Aos 13 anos, quando deixei o interior e cheguei à Baixada Fluminense, encarei outro tipo de desigualdade. Eram desigualdades e violências naturalizadas diante de outras estruturas e de oportunidades diferentes, tudo me pareceu ainda mais brutal. Ora, se realidades tão distintas possuíam desigualdades tamanhas, então havia algo maior por trás disso tudo.

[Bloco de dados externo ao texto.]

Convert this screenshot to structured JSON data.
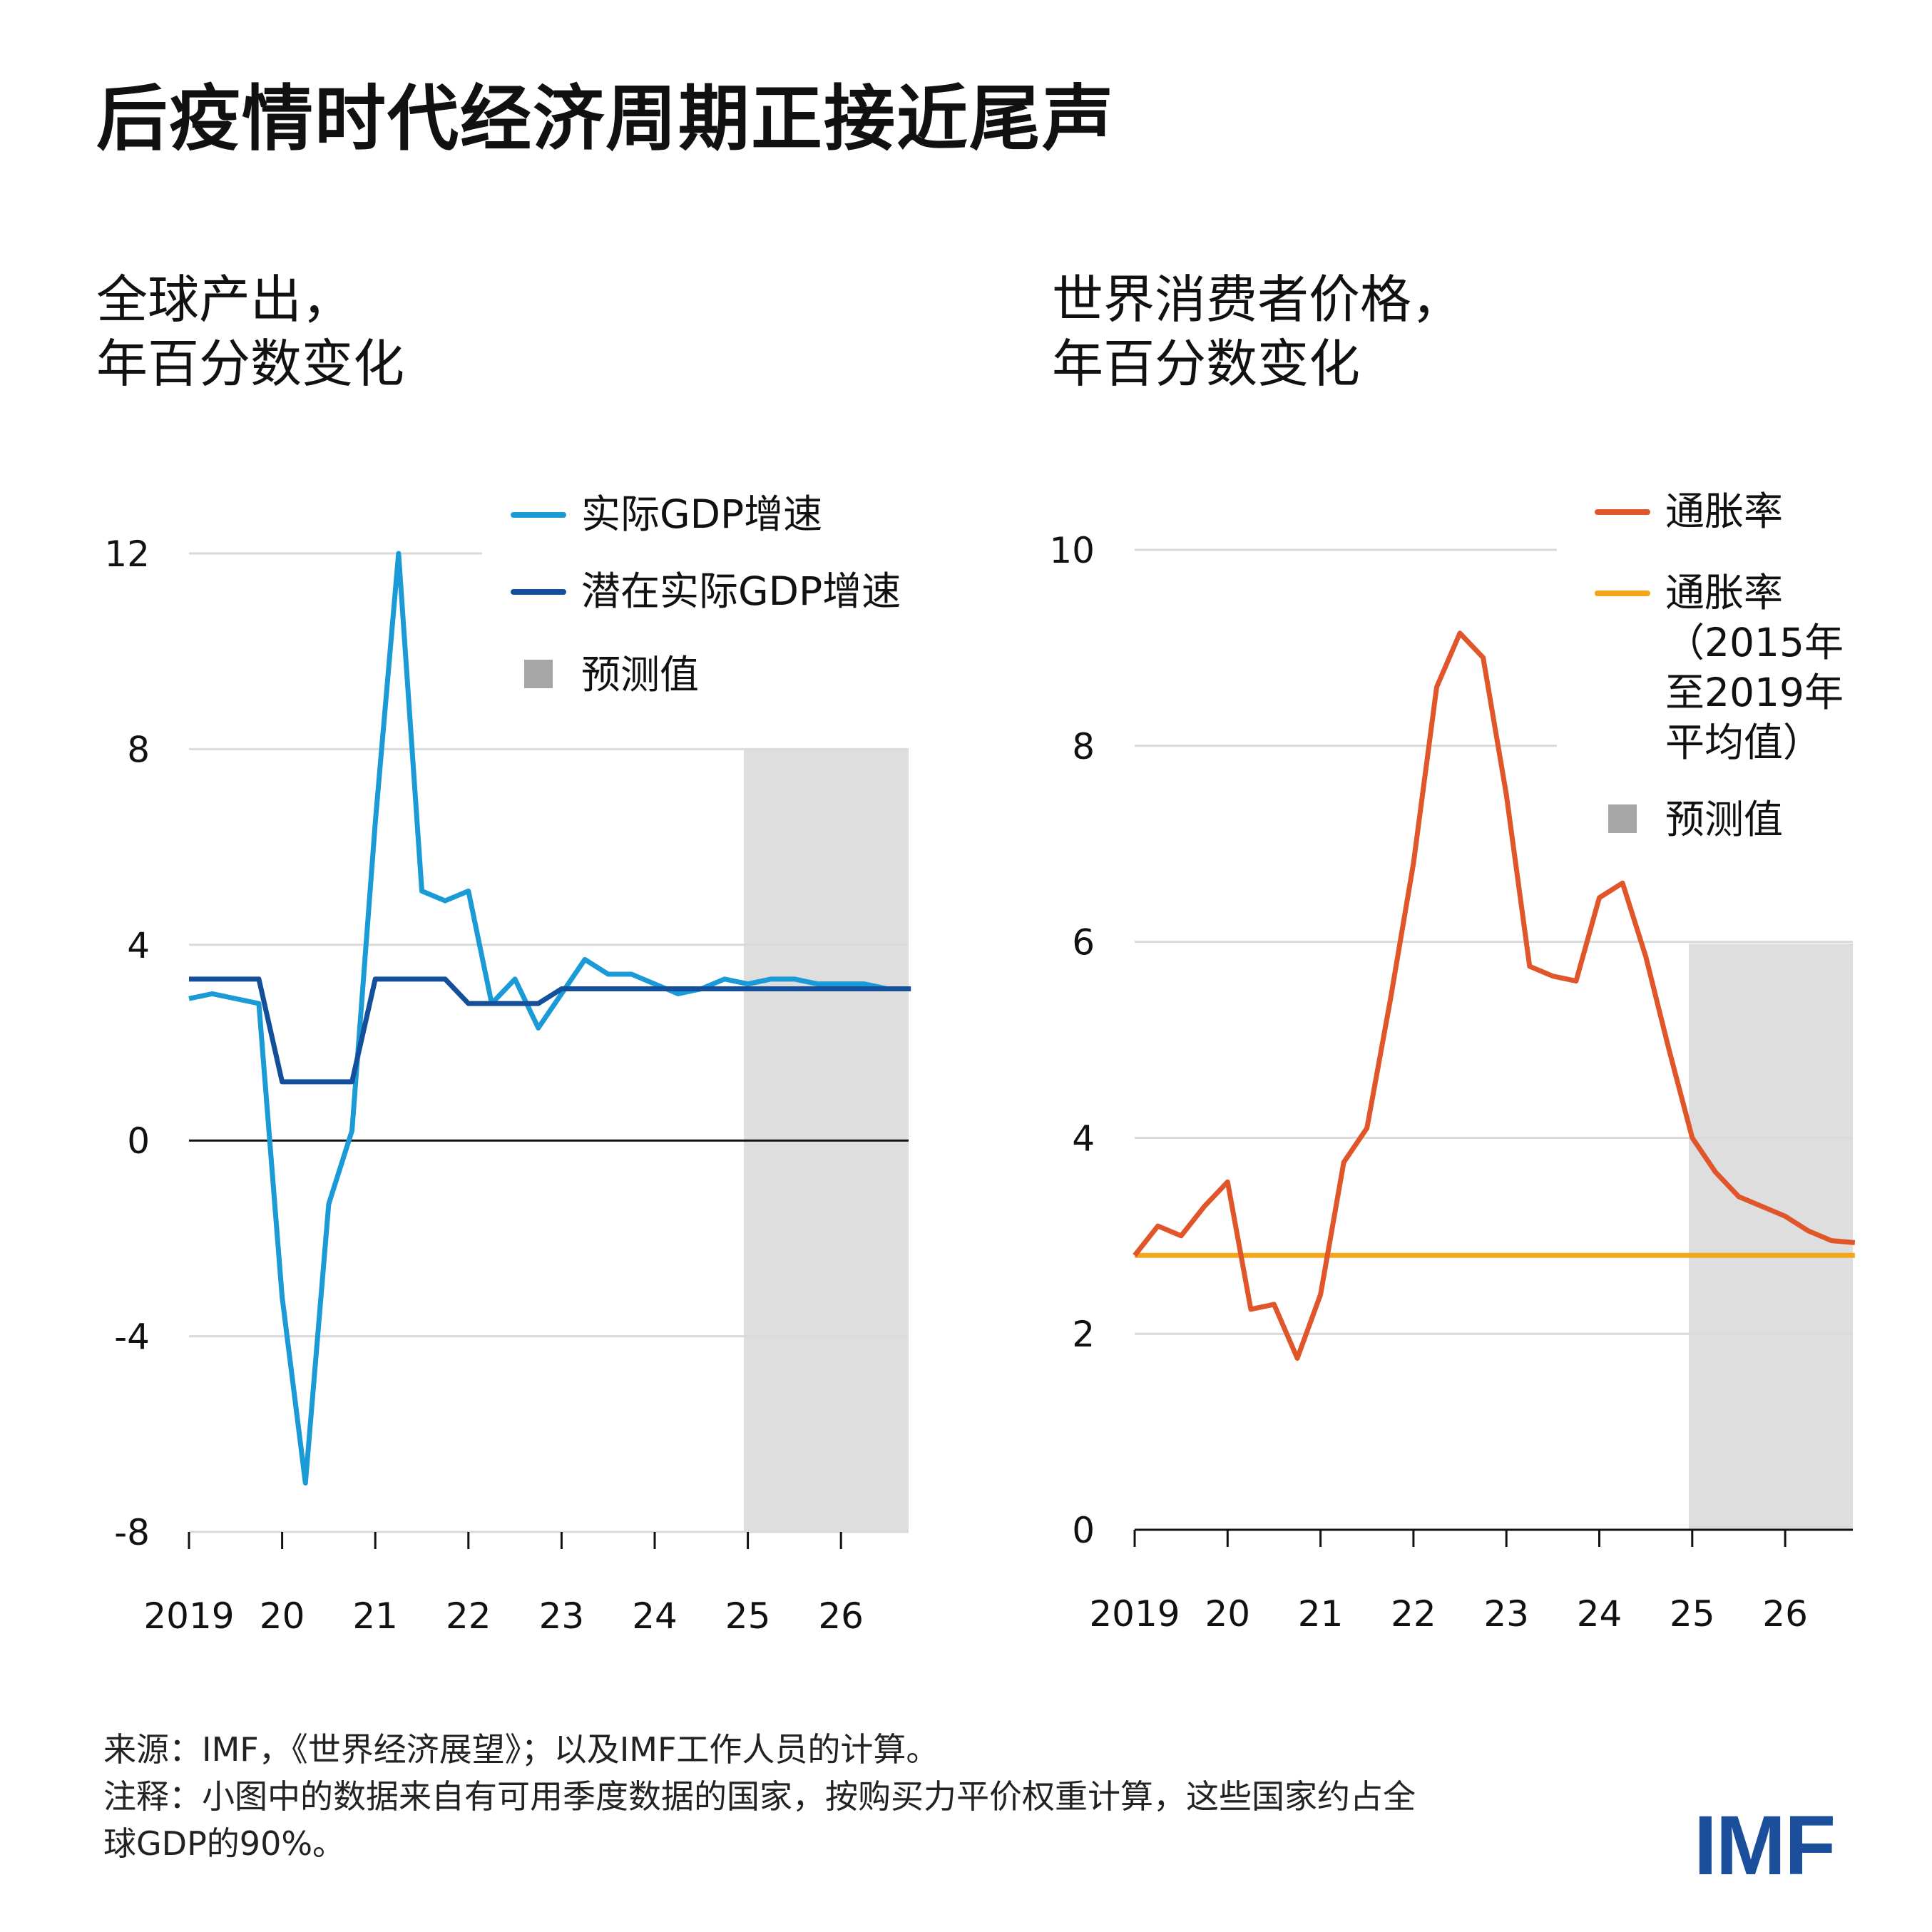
{
  "title": "后疫情时代经济周期正接近尾声",
  "colors": {
    "actual_gdp": "#1a9ad6",
    "potential_gdp": "#134f9a",
    "inflation": "#e0562a",
    "inflation_avg": "#f2a71b",
    "forecast": "#dedede",
    "forecast_legend": "#a6a6a6",
    "grid": "#d9d9d9",
    "logo": "#1b4f9c"
  },
  "chart_data": [
    {
      "type": "line",
      "title": "全球产出，\n年百分数变化",
      "xlabel": "",
      "ylabel": "",
      "x_tick_labels": [
        "2019",
        "20",
        "21",
        "22",
        "23",
        "24",
        "25",
        "26"
      ],
      "y_ticks": [
        12,
        8,
        4,
        0,
        -4,
        -8
      ],
      "y_tick_labels": [
        "12",
        "8",
        "4",
        "0",
        "-4",
        "-8"
      ],
      "ylim": [
        -8,
        12
      ],
      "x_frequency": "quarterly",
      "x_start": "2019Q1",
      "x_end": "2026Q4",
      "forecast_start": "2025Q1",
      "grid": true,
      "legend_position": "top-right",
      "forecast_label": "预测值",
      "series": [
        {
          "name": "实际GDP增速",
          "color_key": "actual_gdp",
          "values": [
            2.9,
            3.0,
            2.9,
            2.8,
            -3.2,
            -7.0,
            -1.3,
            0.2,
            6.5,
            12.0,
            5.1,
            4.9,
            5.1,
            2.8,
            3.3,
            2.3,
            3.0,
            3.7,
            3.4,
            3.4,
            3.2,
            3.0,
            3.1,
            3.3,
            3.2,
            3.3,
            3.3,
            3.2,
            3.2,
            3.2,
            3.1,
            3.1
          ]
        },
        {
          "name": "潜在实际GDP增速",
          "color_key": "potential_gdp",
          "values": [
            3.3,
            3.3,
            3.3,
            3.3,
            1.2,
            1.2,
            1.2,
            1.2,
            3.3,
            3.3,
            3.3,
            3.3,
            2.8,
            2.8,
            2.8,
            2.8,
            3.1,
            3.1,
            3.1,
            3.1,
            3.1,
            3.1,
            3.1,
            3.1,
            3.1,
            3.1,
            3.1,
            3.1,
            3.1,
            3.1,
            3.1,
            3.1
          ]
        }
      ]
    },
    {
      "type": "line",
      "title": "世界消费者价格，\n年百分数变化",
      "xlabel": "",
      "ylabel": "",
      "x_tick_labels": [
        "2019",
        "20",
        "21",
        "22",
        "23",
        "24",
        "25",
        "26"
      ],
      "y_ticks": [
        10,
        8,
        6,
        4,
        2,
        0
      ],
      "y_tick_labels": [
        "10",
        "8",
        "6",
        "4",
        "2",
        "0"
      ],
      "ylim": [
        0,
        10
      ],
      "x_frequency": "quarterly",
      "x_start": "2019Q1",
      "x_end": "2026Q4",
      "forecast_start": "2025Q1",
      "grid": true,
      "legend_position": "top-right",
      "forecast_label": "预测值",
      "series": [
        {
          "name": "通胀率",
          "color_key": "inflation",
          "values": [
            2.8,
            3.1,
            3.0,
            3.3,
            3.55,
            2.25,
            2.3,
            1.75,
            2.4,
            3.75,
            4.1,
            5.4,
            6.8,
            8.6,
            9.15,
            8.9,
            7.5,
            5.75,
            5.65,
            5.6,
            6.45,
            6.6,
            5.85,
            4.9,
            4.0,
            3.65,
            3.4,
            3.3,
            3.2,
            3.05,
            2.95,
            2.93
          ]
        },
        {
          "name": "通胀率\n（2015年\n至2019年\n平均值）",
          "color_key": "inflation_avg",
          "values": [
            2.8,
            2.8,
            2.8,
            2.8,
            2.8,
            2.8,
            2.8,
            2.8,
            2.8,
            2.8,
            2.8,
            2.8,
            2.8,
            2.8,
            2.8,
            2.8,
            2.8,
            2.8,
            2.8,
            2.8,
            2.8,
            2.8,
            2.8,
            2.8,
            2.8,
            2.8,
            2.8,
            2.8,
            2.8,
            2.8,
            2.8,
            2.8
          ]
        }
      ]
    }
  ],
  "footer": {
    "source": "来源：IMF，《世界经济展望》；以及IMF工作人员的计算。",
    "note": "注释：小图中的数据来自有可用季度数据的国家，按购买力平价权重计算，这些国家约占全\n球GDP的90%。"
  },
  "logo": "IMF"
}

Como também se pode imaginar, cursar Ciências Sociais foi meu modo de tentar entender, explicar e contribuir frente a desigualdade e as consequências do neoliberalismo que vi em Macaé e em Nilópolis. Antes desse passo, porém, duas figuras mudaram meu modo de ver e vivenciar isso tudo. Foi ao conhecer as histórias de Mohandas Karamchand Gandhi e de Martin Luther King Jr. que compreendi a possibilidade de conciliar saberes e práticas de quem se indigna mundo afora e aqui. Eu devia compreender as experiências outras e as nossas para enfim enfrentar o problema.

Conhecer a luta anticolonial, por autodeterminação dos povos e pelos direitos humanos foram determinantes para que eu criasse em 2011 o coletivo Nilópolis Debate, uma organização de viés horizontal, fundada em práticas democráticas e na participação popular. Manter minha vida e meu ativismo na Baixada Fluminense são atos políticos dos quais, apesar do preço e das ameaças contra minha vida, não me arrependo, pois me matam e me reavivam todos os dias. Assim aprendi.

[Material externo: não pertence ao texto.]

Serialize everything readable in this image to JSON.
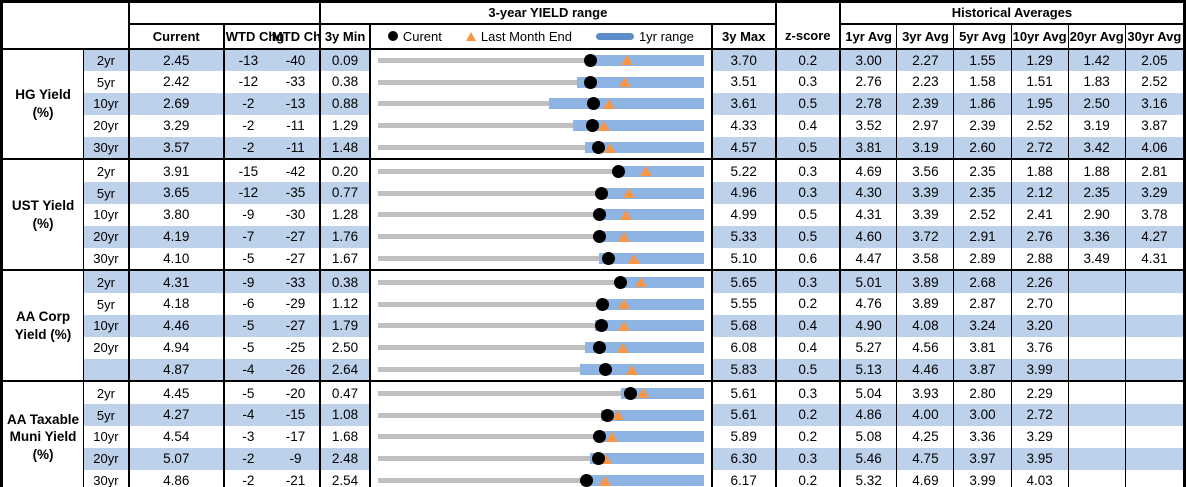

Após 73 anos da passagem de Mahatma Gandhi e 53 de Dr. King, suas práticas políticas seguem influenciando gerações inteiras na luta contra as desigualdades e por justiça social. Somos pessoas conscientes de que o mundo que queremos construir não surgirá de uma única cabeça iluminada, caridosa, distante e solitária, pois esse mundo já existe, construído pelas mãos ásperas do trabalho resiliente, diário e coletivo nas periferias de todo o planeta. São elas que têm muito a ensinar.

Rennan Cantuária é sociólogo pela Universidade Federal do Rio de Janeiro, assessor de planejamento na Fundação Municipal de Saúde de Niterói e educador popular.